You can not use Fermat because 33 is not prime.

• Shouldn't the last line read something like $$(16^3)^7=4^7=(2^7)^2=(4*32)^2=(4*-1)^2=16\ \mathrm{mod}\ 33$$ – lonza leggiera Mar 3 at 12:33
• Thanks you very much – Federico Fallucca Mar 3 at 13:40
• You actually can use fermat, but in parts, by prime factors. – Roddy MacPhee Mar 4 at 22:57
• You’re right. He written that $m^32=1$ mod $33$ for all $m$ while it is true if and only if $m$ and $33$ are coprime – Federico Fallucca Mar 4 at 23:08
• Using Fermat, and CRT to stitch it together you get m mod 33 for the last,. m mod 3 for the second and fourth, 1 mod 3 for first and third, The hard part is getting those mod 11 values, and CRT. – Roddy MacPhee Mar 4 at 23:25

As well as the hint... lonza leggiera gave in the comments, here are a few more ways to decrease the work:

• Note $$(-x)^{2y}\equiv x^{2y}$$, and $$(-x)^{2y+1}\equiv-(x)^{2y+1}$$.
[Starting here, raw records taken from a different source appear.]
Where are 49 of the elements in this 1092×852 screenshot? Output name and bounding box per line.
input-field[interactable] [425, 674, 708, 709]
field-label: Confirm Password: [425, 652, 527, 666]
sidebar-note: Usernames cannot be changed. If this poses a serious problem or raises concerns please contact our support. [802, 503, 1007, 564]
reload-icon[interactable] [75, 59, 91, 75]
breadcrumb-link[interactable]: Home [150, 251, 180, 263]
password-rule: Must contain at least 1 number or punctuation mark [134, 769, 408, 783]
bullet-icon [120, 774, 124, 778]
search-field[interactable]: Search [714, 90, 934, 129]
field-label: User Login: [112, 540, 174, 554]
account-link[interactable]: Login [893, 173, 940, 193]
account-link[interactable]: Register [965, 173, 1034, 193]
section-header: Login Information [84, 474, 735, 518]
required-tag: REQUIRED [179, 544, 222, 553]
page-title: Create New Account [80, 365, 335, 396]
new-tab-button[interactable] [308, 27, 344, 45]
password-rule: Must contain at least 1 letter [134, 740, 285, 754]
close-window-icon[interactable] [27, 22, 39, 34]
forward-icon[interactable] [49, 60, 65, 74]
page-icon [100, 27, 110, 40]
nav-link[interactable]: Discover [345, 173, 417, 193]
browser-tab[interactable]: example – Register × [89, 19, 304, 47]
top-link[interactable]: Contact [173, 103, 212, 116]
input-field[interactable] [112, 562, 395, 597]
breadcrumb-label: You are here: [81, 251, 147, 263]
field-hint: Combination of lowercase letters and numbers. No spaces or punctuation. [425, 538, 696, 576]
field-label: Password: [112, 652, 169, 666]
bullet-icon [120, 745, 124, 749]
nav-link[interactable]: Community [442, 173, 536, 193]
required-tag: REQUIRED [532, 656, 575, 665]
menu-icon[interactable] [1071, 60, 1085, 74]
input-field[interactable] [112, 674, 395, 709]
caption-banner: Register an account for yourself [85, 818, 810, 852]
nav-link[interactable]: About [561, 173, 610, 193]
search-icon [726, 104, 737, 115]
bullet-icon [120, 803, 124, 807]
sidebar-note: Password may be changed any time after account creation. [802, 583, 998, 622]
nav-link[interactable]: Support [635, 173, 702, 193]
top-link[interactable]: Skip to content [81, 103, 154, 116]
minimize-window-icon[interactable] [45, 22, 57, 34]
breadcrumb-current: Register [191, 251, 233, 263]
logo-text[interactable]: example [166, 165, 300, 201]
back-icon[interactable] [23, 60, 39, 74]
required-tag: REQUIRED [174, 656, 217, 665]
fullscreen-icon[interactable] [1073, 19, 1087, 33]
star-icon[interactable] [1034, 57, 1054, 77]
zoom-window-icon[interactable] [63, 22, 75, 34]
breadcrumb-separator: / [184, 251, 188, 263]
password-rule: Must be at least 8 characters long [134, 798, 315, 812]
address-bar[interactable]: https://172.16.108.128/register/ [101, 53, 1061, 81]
This allows a rough cutting in half the work needed to calculate the latter ( it's basically negation or not on the first set). This works in any modular arithmetic, because if not, it would defy the normal arithmetic rules:$$(-x)^{2y}= x^{2y}$$, and $$(-x)^{2y+1}= -(x)^{2y+1}$$. Thus proving them incorrect.

EDIT: You can Also use Fermat but using prime factorization, Mod 3 they reduce to:

1,m,1,m,and m

if m is coprime to 3. Mod 11 The last can be reduced to m. Using CRT we can piece these together, to get the last is always equal to m mod 33. We have now reduced it to the cases mod 11 and CRT.